Dubbed the Gambling Addiction Recovery, Investment, and Treatment (GRIT) Act, the bill was introduced by Sen. Richard Blumenthal (D-Connecticut) and Rep. Andrea Salinas (D-Oregon). GRIT would allocate half of the federal government’s 0.25% tax levied on legal sports bets to the existing Substance Abuse Prevention and Treatment Block Grant program and the National Institute of Drug Abuse to fund grants for gambling addiction research.

The growing legalization of sports and online betting, paired with the ability to place bets from your phone whenever you want have created a perfect storm for gambling addiction,” said Blumenthal. “Dedicated federal resources to tackle problem gambling head-on will provide much-needed support, resources, and treatment for those suffering from gambling addiction. As the number of Americans who are suffering from gambling addiction surges, legislation like the GRIT Act is needed now more than ever.”

Blumenthal and Salinas say nearly seven million Americans are suffering from gambling addiction, resulting in an annual social cost of $7 billion. The lawmakers believe most state health agencies and nonprofits are severely underfunded to combat such a health crisis.

“Gambling addictions are hurting countless families, children, and communities in Oregon and across America.
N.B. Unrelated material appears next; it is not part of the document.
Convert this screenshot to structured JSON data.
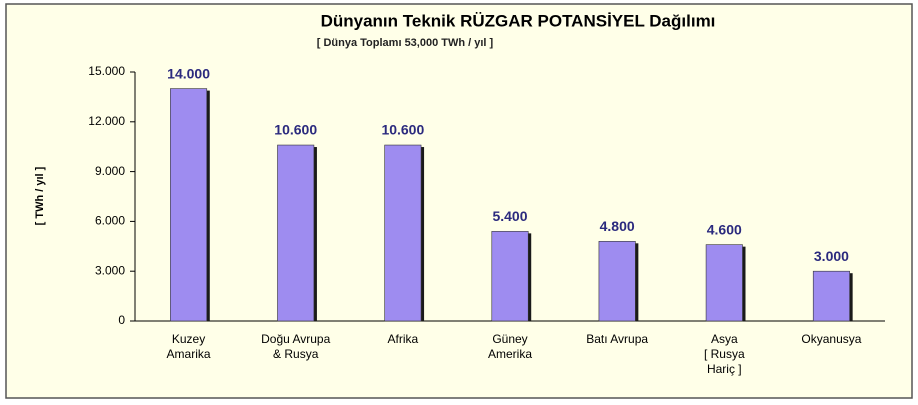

Yet unlike alcohol and drug addictions, there are currently no federal funds devoted solely to helping stop problem gambling,” added Salinas.

Excise Tax Enrichment

The federal sports betting excise tax was established by the feds in the early 1950s. It was designed to help prosecute underground bookies who don’t pay the tax, therefore providing the government with an easier path to bringing charges against rogue bookmakers.

Whenever a bettor places a legal bet — say, $100 with DraftKings — the sportsbook must set aside 0.25% of the wager for the U.S. government. On a $100 bet, that amounts to just 25 cents.

With sports betting continuing to expand across the U.S., the funds continue to enlarge. Sports betting is legal in nearly 40 states.

The feds’ excise tax on sports betting totaled nearly a quarter of a billion dollars in 2022, and around $500 million last year.

The sports betting industry has called on Congress to end the sports betting excise tax, as they say it only makes competing with offshore, illegal sports betting websites more difficult.

“Congress must ensure that tax policy established seven decades ago to curb illegal sports betting does not give illicit operations a leg up today,” a 2022 statement from the American Gaming Association read.

Congress currently does not allocate the sports betting excise tax, but instead, simply pockets the money into the Treasury’s General Fund.

Problem Gaming Experts Celebrate Bill

The National Council on Problem Gambling stated support for the GRIT Act soon after its introduction.

The introduction of the GRIT Act is a testament to our shared commitment to mitigating gambling-related harm and addressing the challenges of gambling addiction. This landmark legislation sets the stage to significantly bolster gambling addiction prevention, research, and treatment resources and make a positive lasting impact on individuals and communities nationwide,” said Keith Whyte, executive director of the NCPG.

“State health agencies and nonprofits should not have to address gambling problems on our own. As the federal government accepts gambling as a source of income, it has a duty of care to its citizens to take measures to minimize gambling-related harm,” added Gina Parziale, executive director of the Oregon Council on Problem Gambling.